Rappelons-nous les conséquences dramatiques de la guerre du Kippour en 1973, où les pays arabes avaient quadruplé les prix du pétrole en représailles au soutien américain à Israël, l’une des causes de la crise économique mondiale. Pourtant depuis le mois de mai, les prix du pétrole ne semblent pas avoir augmenté. Comment expliquer cette relative stabilité des cours?
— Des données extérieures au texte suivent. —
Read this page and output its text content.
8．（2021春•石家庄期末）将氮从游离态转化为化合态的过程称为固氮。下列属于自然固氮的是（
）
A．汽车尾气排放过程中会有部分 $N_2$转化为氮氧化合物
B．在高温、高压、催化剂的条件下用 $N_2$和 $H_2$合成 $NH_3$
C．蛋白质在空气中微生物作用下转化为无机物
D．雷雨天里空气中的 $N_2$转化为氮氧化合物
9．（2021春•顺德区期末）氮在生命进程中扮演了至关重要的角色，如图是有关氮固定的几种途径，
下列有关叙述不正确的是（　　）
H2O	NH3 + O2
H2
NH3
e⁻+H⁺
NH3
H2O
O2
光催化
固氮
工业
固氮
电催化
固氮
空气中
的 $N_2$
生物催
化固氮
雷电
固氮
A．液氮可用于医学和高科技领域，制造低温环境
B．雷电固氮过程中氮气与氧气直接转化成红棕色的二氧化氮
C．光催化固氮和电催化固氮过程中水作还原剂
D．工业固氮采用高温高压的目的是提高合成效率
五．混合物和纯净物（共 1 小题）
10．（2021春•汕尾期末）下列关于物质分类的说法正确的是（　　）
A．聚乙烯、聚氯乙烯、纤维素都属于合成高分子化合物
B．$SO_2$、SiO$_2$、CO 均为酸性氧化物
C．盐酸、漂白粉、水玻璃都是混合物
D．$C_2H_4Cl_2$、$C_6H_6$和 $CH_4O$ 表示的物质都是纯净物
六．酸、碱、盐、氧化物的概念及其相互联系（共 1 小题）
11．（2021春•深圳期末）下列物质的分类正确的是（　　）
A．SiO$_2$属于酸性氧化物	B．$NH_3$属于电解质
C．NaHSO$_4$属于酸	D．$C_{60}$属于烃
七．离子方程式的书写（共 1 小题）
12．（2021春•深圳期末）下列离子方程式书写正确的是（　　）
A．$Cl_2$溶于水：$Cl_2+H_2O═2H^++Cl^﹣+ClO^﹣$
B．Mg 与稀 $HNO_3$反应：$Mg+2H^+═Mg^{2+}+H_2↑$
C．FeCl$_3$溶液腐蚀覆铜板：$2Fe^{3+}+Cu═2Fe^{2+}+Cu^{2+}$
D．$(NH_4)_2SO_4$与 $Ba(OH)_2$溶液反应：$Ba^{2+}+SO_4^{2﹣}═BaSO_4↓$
«Tout ce qui se passe dans cette région, essentielle pour les réserves pétrolières, la production pétrolière, les exportations pétrolières, a forcément un impact haussier sur les prix du pétrole. S’il n’y avait pas ce qu’il se passe dans cette région depuis mai, les prix du pétrole seraient beaucoup plus bas qu’ils ne le sont aujourd’hui. Par contre, on constate du point de vue des marchés pétroliers que les prix n’ont pas flambés comme cela aurait pu être le cas. Pourquoi? Parce qu’il s’il y a ces facteurs haussiers, il y a aussi des facteurs baissiers. Les États-Unis produisent de plus en plus de pétrole, la croissance économique se ralentit et puis il y a les tensions commerciales entre la Chine et les États-Unis qui maintiennent les prix du pétrole à un niveau raisonnable au regard des tensions considérables dans cette région du monde.»